Sitting is indeed a bad thing, but riding on horseback is certainly no more hygienic. Literary people and horsemen have in common, among many other things, forcing the body into an unnatural position. Still, it’s better to be sitting than to be standing and getting varicose veins. Actually, all man’s ills stem from the decision to be a biped, when his nature wants him to distribute the weight of his body on four limbs. It should be said that by doing this our progenitors developed the ability of the hands, which were freed from the locomotor function, making human history possible. But I think that perfect equilibrium was achieved during the long era of dwelling in trees. Although the hands were needed to hold on to the branches and were not entirely available to learn techniques and skills, the varied structure of supports amid the branches constantly forced the human body into different positions and gave it the opportunity to display new talents. Think of how earthbound civilizations have humiliated the intelligence of the feet, encouraging the victory of an obtuse human offspring whose feet hug the ground with foolish and callous obstinacy, closing off the pathways of natural selection to those endowed with prehensile, versatile, industrious, nimbly digital, nervously tactile, musical feet.

However, the ice ages that drove us out of the trees, condemning us to a life that isn’t ours, were irreversible. We can’t turn back. We have constructed a world for seated bipeds that no longer has anything to do with our body, a world that will be inherited by the organisms best adapted to survive in it. I spend a large part of my life sitting still at a desk, and for me, the shape that would be most comfortable to assume is the snake’s. Wrapped in its coils the snake distributes its weight uniformly over its whole body and can transmit every last movement to all its limbs, keeping them exercised even without moving. I realize that a myself-snake, having only the tail available for all manual operations, would see some capacities connected to the work of the hands diminished, from typewriting to the use of reference books, from counting on one’s fingers to biting one’s nails, et cetera.
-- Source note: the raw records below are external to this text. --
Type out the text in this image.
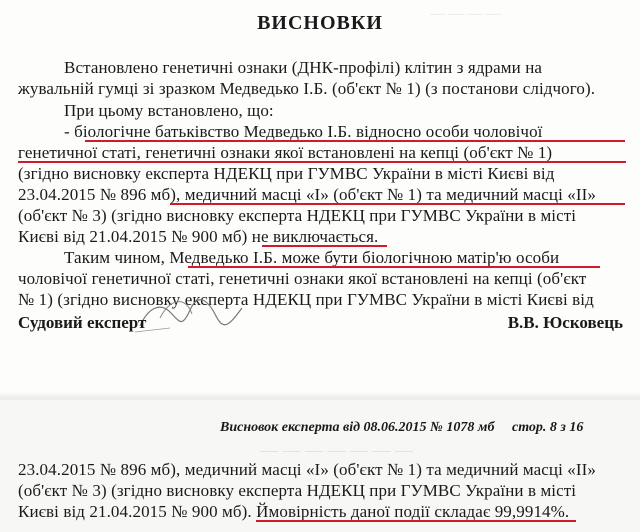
— — — —
— — — — — — —
ВИСНОВКИ
Встановлено генетичні ознаки (ДНК-профілі) клітин з ядрами на
жувальній гумці зі зразком Медведько І.Б. (об'єкт № 1) (з постанови слідчого).
При цьому встановлено, що:
- біологічне батьківство Медведько І.Б. відносно особи чоловічої
генетичної статі, генетичні ознаки якої встановлені на кепці (об'єкт № 1)
(згідно висновку експерта НДЕКЦ при ГУМВС України в місті Києві від
23.04.2015 № 896 мб), медичний масці «І» (об'єкт № 1) та медичний масці «ІІ»
(об'єкт № 3) (згідно висновку експерта НДЕКЦ при ГУМВС України в місті
Києві від 21.04.2015 № 900 мб) не виключається.
Таким чином, Медведько І.Б. може бути біологічною матір'ю особи
чоловічої генетичної статі, генетичні ознаки якої встановлені на кепці (об'єкт
№ 1) (згідно висновку експерта НДЕКЦ при ГУМВС України в місті Києві від
Судовий експерт	В.В. Юсковець
Висновок експерта від 08.06.2015 № 1078 мб стор. 8 з 16
23.04.2015 № 896 мб), медичний масці «І» (об'єкт № 1) та медичний масці «ІІ»
(об'єкт № 3) (згідно висновку експерта НДЕКЦ при ГУМВС України в місті
Києві від 21.04.2015 № 900 мб). Ймовірність даної події складає 99,9914%.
So then the perfect shape would be that of the octopus or the giant squid, whose redundancy of limbs with great locomotor-prehensile-positional versatility would become an incentive to new operational talents, new methodologies and habits. In addition to everything else, the octopus would be very good at driving a car. It’s clear, therefore, that it will be the octopus who takes our place. The world we have constructed is made in its image and semblance: we have worked for the octopus.